Wednesday, March 2, 2011

Madhavi Mudgal & Alarmel Valli


Madhavi Mudgal, right, and Alarmel Valli in
Samanvaya: A Coming Together at the Kennedy Center
© The Washington Post

As many Western forms of dance, in their struggle to retain audience interest, ratchet up displays of physical force, it is refreshing to see a pair of Indian dancers who can thrill a crowd with the way they shift their eyes. Madhavi Mudgal and Alarmel Valli, renowned classical dancers and utterly charming performers, kept the audience rapt at the Kennedy Center's Eisenhower Theater on Wednesday with subtle drama taken at a leisurely pace in “Samanvaya: A Coming Together.”
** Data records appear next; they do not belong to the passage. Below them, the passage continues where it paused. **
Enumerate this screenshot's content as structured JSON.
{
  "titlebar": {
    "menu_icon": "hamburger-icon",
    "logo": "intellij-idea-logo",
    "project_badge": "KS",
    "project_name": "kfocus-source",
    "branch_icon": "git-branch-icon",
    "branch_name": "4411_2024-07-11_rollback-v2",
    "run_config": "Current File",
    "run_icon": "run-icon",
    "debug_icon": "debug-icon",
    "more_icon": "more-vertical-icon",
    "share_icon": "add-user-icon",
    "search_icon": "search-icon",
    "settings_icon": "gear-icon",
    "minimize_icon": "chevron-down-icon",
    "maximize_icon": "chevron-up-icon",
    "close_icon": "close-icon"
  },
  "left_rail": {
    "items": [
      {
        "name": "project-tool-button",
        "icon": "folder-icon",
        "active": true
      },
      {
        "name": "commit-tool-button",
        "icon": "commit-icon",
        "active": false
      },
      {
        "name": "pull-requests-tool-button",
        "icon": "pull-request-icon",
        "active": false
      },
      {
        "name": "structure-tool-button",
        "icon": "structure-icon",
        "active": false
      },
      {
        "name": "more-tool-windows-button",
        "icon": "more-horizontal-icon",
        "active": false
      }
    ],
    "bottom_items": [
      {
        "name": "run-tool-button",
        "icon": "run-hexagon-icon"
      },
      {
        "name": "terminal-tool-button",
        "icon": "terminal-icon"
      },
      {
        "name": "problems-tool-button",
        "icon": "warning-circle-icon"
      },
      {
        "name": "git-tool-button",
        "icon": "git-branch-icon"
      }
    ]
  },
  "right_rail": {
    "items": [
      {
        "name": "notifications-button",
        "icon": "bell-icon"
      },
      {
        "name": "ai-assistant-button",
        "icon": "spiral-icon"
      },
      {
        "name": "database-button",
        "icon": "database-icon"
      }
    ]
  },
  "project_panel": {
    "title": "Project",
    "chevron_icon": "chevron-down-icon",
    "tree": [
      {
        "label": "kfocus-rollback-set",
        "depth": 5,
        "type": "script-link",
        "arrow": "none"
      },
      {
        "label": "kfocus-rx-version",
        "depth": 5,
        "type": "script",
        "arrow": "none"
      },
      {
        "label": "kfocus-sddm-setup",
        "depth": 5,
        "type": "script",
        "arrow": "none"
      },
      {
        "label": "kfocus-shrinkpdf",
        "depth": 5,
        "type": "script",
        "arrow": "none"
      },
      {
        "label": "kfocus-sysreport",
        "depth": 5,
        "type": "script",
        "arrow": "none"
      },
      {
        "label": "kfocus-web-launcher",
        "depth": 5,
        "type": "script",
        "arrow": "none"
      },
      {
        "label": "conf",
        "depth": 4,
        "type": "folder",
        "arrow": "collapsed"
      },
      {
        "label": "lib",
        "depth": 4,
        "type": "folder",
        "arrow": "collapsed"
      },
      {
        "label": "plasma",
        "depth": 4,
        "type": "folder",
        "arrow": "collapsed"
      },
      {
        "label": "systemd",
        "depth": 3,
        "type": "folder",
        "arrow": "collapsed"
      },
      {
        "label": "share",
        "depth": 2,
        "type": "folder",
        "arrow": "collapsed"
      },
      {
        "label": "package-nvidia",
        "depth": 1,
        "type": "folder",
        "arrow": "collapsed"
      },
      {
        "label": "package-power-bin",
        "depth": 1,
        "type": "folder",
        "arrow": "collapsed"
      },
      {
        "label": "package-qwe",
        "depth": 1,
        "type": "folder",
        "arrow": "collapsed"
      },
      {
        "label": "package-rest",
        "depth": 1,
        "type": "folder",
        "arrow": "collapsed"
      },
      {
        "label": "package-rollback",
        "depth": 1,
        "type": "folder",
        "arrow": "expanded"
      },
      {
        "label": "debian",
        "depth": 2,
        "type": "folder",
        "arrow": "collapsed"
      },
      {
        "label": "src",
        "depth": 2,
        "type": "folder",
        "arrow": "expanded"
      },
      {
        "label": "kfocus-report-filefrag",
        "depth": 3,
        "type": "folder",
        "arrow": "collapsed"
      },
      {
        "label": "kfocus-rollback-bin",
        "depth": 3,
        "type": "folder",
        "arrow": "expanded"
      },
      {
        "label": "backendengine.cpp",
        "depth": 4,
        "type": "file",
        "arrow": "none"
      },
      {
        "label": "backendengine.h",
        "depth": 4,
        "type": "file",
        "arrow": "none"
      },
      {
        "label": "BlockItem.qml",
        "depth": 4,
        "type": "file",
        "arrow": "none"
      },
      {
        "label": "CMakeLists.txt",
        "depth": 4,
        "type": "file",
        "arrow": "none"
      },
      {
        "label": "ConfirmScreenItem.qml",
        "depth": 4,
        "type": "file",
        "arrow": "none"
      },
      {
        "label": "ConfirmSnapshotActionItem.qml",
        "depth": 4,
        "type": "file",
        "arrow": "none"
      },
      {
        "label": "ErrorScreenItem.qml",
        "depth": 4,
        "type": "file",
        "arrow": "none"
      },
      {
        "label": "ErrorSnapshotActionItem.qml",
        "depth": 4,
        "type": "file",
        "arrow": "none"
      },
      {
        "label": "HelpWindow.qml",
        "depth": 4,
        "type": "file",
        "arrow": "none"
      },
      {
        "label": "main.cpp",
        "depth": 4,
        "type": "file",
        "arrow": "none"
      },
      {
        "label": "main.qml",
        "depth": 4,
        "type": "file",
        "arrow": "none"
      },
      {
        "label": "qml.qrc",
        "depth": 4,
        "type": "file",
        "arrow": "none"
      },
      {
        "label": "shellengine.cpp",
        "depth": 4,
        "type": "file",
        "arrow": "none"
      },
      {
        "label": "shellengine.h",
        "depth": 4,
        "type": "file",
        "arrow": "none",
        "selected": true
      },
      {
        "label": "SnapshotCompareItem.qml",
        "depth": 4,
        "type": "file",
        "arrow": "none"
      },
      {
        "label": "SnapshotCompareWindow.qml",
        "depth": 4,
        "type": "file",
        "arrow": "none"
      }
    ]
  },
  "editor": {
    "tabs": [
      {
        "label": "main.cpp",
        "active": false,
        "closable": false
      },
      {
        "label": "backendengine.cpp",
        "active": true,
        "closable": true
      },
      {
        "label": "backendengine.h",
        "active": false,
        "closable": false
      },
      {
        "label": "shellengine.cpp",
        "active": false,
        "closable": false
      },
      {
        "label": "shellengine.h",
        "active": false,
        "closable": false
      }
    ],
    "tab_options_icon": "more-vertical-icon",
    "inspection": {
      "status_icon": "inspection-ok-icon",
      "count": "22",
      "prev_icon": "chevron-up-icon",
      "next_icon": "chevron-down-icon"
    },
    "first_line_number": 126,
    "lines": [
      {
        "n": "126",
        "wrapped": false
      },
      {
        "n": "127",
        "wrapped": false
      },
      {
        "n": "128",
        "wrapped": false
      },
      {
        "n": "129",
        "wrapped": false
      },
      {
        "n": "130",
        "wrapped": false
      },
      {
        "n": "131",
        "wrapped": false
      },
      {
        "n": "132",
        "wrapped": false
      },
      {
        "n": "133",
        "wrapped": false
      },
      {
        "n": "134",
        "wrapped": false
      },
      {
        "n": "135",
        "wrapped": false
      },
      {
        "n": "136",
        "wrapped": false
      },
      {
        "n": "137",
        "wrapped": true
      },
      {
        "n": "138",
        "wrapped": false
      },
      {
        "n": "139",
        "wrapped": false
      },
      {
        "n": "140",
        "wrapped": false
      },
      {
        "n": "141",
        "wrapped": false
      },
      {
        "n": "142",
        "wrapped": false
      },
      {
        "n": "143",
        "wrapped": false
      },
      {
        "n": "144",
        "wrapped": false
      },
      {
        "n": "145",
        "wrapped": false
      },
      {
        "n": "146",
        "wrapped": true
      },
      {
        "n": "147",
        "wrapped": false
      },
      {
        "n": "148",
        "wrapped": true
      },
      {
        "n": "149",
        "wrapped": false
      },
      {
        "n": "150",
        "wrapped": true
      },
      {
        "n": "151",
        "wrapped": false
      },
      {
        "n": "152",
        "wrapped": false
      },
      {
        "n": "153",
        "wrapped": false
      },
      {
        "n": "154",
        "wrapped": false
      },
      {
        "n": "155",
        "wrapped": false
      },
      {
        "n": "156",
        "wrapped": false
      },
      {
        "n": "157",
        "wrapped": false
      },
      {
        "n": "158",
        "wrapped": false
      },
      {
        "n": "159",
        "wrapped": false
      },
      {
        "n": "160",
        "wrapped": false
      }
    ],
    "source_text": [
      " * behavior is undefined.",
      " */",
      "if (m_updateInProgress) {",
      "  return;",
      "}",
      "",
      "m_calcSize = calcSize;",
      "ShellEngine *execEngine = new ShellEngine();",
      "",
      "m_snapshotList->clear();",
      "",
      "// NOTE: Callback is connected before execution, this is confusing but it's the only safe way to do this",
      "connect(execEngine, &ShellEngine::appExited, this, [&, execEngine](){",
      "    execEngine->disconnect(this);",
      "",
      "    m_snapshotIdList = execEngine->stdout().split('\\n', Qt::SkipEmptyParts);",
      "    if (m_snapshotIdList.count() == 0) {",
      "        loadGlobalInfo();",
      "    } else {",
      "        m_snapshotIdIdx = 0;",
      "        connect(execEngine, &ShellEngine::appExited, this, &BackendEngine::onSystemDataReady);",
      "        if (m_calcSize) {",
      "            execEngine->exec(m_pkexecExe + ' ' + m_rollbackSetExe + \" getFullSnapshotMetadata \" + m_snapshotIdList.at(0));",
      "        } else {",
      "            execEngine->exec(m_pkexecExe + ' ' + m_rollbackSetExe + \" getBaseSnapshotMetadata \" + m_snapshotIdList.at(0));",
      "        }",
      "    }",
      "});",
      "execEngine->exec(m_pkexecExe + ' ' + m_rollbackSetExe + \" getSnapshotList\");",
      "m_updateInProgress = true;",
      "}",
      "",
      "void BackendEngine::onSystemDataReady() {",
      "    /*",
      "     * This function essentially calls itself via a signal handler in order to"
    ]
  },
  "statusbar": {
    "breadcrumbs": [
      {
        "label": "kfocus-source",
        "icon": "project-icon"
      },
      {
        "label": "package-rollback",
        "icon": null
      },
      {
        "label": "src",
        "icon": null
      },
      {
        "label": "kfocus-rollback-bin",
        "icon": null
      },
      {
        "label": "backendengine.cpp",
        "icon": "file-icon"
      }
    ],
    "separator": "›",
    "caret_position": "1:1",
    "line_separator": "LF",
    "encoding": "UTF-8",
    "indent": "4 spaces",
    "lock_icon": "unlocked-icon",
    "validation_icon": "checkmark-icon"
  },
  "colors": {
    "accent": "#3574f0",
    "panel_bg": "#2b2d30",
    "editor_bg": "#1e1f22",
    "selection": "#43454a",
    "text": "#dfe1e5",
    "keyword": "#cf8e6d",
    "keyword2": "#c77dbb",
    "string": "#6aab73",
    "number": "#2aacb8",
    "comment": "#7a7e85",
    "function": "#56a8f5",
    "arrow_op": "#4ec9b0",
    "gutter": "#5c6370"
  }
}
Samanvaya is the Sanskrit word for harmony, an idea that Mudgal and Valli made incarnate by combining their dance styles. Mudgal is an expert in the curvaceous, fluid technique of odissi, while Valli is a leading practitioner of the sharper, well-defined movements of bharatanatyam. You couldn't confuse one with the other—Mudgal was the rounder of the two, with a discernibly soft physicality, while Valli possessed a more athletic, reedlike appearance. It's difficult to imagine two more disparate dancers complementing each other so beautifully onstage.

Kaufman, S. (2011), ‘Samanvaya’: Harmony in motion, sealed with a look, Washington Post, March 3, 2011.